Bari Morgan

Personal information
- Full name: David Bari Rees Morgan
- Date of birth: 13 August 1980 (age 44)
- Place of birth: Carmarthen, Wales
- Position(s): Midfielder

Youth career
- 1997–1999: Swansea City

Senior career*
- Years: Team / Apps / (Gls)
- 1999–2001: Swansea City / 5 / (0)
- 2001–2014: Aberystwyth Town / 309 / (15)
- 2014–2015: Caersws / 6 / (0)

Managerial career
- 2017–2020: Aberystwyth Town (U19s Manager)
- 2021–2022: Aberystwyth Town (assistant)
- 2024–2025: Aberystwyth Town (assistant)

= Bari Morgan =

Welsh footballer and manager

David Bari Rees Morgan (born 13 August 1980) is a Welsh football coach and former footballer.
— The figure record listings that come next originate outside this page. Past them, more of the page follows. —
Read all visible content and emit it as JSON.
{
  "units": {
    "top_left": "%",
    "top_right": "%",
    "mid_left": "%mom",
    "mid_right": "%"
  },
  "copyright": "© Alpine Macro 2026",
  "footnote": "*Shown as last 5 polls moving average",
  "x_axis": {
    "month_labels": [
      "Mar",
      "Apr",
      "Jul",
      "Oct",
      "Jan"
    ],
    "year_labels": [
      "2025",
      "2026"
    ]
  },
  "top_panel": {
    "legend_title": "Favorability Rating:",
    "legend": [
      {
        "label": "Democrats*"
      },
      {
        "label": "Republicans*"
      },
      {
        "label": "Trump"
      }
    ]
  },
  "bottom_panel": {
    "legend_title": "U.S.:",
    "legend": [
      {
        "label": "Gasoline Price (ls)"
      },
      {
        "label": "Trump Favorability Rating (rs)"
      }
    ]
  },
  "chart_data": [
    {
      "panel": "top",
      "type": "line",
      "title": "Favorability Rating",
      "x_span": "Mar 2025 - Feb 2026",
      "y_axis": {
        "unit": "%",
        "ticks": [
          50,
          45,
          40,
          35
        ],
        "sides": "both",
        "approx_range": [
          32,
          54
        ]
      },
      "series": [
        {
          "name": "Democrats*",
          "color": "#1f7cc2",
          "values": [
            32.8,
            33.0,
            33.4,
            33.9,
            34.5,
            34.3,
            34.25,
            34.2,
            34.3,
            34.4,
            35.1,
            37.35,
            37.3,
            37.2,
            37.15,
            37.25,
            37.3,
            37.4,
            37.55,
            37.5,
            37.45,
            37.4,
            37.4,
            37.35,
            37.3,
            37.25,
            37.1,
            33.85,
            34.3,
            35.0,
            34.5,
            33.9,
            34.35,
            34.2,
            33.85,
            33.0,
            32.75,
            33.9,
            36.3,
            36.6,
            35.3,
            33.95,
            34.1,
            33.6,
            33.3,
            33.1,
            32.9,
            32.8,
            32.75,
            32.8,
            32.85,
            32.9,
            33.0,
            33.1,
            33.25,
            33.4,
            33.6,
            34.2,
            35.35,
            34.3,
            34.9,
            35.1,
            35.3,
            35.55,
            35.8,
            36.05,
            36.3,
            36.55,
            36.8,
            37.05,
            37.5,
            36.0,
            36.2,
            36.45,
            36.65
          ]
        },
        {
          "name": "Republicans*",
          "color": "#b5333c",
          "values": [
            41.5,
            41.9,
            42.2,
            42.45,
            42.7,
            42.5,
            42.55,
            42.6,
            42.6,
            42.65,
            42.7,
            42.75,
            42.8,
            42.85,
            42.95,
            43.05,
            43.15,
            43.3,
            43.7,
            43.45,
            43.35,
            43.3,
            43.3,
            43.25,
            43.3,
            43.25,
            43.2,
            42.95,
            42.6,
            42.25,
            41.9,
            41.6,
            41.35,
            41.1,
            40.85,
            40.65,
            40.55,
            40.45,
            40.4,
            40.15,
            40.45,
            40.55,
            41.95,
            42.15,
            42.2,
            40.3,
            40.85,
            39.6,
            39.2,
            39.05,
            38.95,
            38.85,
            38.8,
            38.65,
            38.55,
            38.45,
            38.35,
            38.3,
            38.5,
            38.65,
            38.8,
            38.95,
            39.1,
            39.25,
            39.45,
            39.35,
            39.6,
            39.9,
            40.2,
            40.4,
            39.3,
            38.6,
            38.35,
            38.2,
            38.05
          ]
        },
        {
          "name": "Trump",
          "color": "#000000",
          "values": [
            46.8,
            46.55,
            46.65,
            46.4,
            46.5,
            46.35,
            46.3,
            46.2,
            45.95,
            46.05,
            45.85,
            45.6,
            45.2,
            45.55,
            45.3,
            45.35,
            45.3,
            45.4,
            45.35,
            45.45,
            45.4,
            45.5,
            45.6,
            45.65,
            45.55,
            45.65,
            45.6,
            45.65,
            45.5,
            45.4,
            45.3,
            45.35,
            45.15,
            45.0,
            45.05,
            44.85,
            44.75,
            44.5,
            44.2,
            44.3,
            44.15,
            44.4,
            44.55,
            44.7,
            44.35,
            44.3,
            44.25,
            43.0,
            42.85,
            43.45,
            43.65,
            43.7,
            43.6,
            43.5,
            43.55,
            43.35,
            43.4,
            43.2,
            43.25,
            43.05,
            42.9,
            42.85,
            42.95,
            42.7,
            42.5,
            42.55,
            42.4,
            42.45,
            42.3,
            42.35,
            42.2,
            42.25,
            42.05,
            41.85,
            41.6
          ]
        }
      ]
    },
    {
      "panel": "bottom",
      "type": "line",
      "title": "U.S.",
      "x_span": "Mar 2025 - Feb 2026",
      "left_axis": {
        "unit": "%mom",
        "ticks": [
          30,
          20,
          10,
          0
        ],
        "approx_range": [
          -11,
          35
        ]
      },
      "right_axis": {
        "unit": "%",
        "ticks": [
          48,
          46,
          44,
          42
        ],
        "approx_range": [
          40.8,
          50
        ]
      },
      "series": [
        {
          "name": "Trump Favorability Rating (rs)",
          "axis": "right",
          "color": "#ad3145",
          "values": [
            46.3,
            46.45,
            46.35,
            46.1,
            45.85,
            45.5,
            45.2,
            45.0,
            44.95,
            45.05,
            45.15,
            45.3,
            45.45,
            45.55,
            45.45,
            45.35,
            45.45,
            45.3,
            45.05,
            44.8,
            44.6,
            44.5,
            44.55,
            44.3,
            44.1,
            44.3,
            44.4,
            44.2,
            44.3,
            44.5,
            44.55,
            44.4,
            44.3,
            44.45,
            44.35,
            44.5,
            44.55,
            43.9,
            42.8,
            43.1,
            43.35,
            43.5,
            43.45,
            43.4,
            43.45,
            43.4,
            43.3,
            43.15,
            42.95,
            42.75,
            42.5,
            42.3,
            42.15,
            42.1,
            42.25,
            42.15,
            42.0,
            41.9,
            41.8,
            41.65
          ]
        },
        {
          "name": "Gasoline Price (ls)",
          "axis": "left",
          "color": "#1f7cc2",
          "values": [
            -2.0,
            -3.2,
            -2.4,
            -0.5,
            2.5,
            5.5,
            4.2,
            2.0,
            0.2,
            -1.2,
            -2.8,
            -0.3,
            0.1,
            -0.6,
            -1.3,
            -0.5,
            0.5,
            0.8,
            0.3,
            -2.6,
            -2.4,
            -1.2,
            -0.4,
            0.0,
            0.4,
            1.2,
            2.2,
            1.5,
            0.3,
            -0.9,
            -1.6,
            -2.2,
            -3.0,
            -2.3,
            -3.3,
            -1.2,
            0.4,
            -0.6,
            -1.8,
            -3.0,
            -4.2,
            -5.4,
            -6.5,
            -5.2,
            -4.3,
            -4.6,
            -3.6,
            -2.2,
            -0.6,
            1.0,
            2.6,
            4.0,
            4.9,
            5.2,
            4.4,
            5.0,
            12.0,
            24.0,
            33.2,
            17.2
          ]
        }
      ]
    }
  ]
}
His uncle, Alan, is a former professional footballer and was formally his manager at Aberystwyth Town.

==Early life==

As a child, Morgan attended Ysgol Gyfun Aberaeron.

==Career==

Morgan began his career with Swansea City as a trainee. He signed his first professional contract with the club prior to the 1999–2000 season in July 1999 and made his first team debut on 11 January 2000 during a 2–0 defeat to Exeter City in the second round of the Football League Trophy. The following season, Morgan made five appearances for Swansea in all competitions but left the club at the end of the year, having initially been offered an extended contract. He instead joined Welsh Premier League side Aberystwyth Town where, over a nine-year period, he has gone on to make over 250 appearances in all competitions, including being named the club's player of the year for the 2003–04 season and captaining the team during their defeat to Latvian side Dinaburg FC in the 2004 UEFA Intertoto Cup.

==Personal life==

Morgan, a fluent Welsh speaker, lives in Plwmp and also works as an assistant accountant for a computer company based in the nearby village of Llanon.